Natan terkejut, tentu. Otaknya terlalu lama untuk mencerna— Ah bukan, maksud ku terlalu bingung dengan maksud perkataan Valentina.
Natan menatap Valentina dengan tatapan yang jelas tak mengerti. Wanita itupun memutar bola matanya jengah. Ia menatap Natan dengan tatapan tak suka, "Aku bilang jauhi Aamon, apa kau mengerti maksudku?"

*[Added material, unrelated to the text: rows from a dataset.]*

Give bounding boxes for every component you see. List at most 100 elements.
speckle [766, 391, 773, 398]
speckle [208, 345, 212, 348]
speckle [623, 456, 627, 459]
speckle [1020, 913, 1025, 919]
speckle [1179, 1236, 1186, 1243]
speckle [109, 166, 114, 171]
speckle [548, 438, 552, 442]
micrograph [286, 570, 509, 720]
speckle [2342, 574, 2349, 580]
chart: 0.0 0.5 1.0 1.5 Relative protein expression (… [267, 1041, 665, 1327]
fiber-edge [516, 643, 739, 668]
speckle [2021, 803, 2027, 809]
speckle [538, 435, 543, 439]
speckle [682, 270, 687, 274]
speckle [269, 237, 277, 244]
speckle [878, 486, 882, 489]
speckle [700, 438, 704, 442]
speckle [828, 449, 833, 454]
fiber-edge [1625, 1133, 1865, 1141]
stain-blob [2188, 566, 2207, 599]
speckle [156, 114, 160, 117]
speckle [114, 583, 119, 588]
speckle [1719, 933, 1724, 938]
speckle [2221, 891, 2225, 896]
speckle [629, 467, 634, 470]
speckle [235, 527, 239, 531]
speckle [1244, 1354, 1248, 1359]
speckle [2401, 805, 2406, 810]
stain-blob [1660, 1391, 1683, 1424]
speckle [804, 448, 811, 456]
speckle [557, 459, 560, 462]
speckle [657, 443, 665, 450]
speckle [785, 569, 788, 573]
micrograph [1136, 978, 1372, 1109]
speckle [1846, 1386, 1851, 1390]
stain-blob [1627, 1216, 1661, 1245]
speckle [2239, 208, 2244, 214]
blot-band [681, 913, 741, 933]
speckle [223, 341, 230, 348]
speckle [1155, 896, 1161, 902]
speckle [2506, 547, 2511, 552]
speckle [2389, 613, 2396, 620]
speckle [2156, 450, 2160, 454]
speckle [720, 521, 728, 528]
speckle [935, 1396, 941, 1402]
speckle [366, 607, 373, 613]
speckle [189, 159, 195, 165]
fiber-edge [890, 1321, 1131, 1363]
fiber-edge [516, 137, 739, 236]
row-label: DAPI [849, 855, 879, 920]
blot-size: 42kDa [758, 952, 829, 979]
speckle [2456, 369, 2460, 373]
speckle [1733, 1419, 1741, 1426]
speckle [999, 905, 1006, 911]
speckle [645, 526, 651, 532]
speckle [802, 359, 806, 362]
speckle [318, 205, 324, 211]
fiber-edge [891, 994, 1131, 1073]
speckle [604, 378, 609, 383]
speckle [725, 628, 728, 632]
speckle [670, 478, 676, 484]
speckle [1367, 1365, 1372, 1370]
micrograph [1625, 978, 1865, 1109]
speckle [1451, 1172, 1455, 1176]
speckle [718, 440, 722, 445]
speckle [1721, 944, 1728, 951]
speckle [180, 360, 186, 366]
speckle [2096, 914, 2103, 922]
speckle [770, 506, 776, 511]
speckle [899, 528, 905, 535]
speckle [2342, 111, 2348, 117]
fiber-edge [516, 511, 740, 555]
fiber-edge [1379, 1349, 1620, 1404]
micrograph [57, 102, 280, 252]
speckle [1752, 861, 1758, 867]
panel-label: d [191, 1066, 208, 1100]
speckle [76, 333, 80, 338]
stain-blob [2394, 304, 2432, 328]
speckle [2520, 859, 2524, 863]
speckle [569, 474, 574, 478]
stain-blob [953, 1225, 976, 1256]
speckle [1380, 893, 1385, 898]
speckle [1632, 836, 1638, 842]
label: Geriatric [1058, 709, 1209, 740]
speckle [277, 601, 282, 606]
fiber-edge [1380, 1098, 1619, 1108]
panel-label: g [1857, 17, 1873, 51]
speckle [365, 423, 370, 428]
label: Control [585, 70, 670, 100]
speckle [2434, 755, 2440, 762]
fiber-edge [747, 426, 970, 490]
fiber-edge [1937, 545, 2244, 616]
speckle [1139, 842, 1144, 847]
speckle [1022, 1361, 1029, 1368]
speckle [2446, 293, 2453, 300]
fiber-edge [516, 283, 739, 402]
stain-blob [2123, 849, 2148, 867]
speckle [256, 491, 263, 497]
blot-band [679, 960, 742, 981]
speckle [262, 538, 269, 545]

Natan menarik nafas dalam, Ia sudah mengerti apa yang diinginkan Valentina namun terlepas dari itu, untuk apa Valentina repot repot menegurnya. "Maafkan aku. Tapi aku dan Aamon hanya sekedar rekan."
Valentina menggeleng sembari terkekeh pelan. Matanya berhadapan dengan Natan secara sengit, bahkan Natan merasa wajahnya seperti di tusuk jarum. "Tidak ada yang menatap rekannya seperti itu, Natan."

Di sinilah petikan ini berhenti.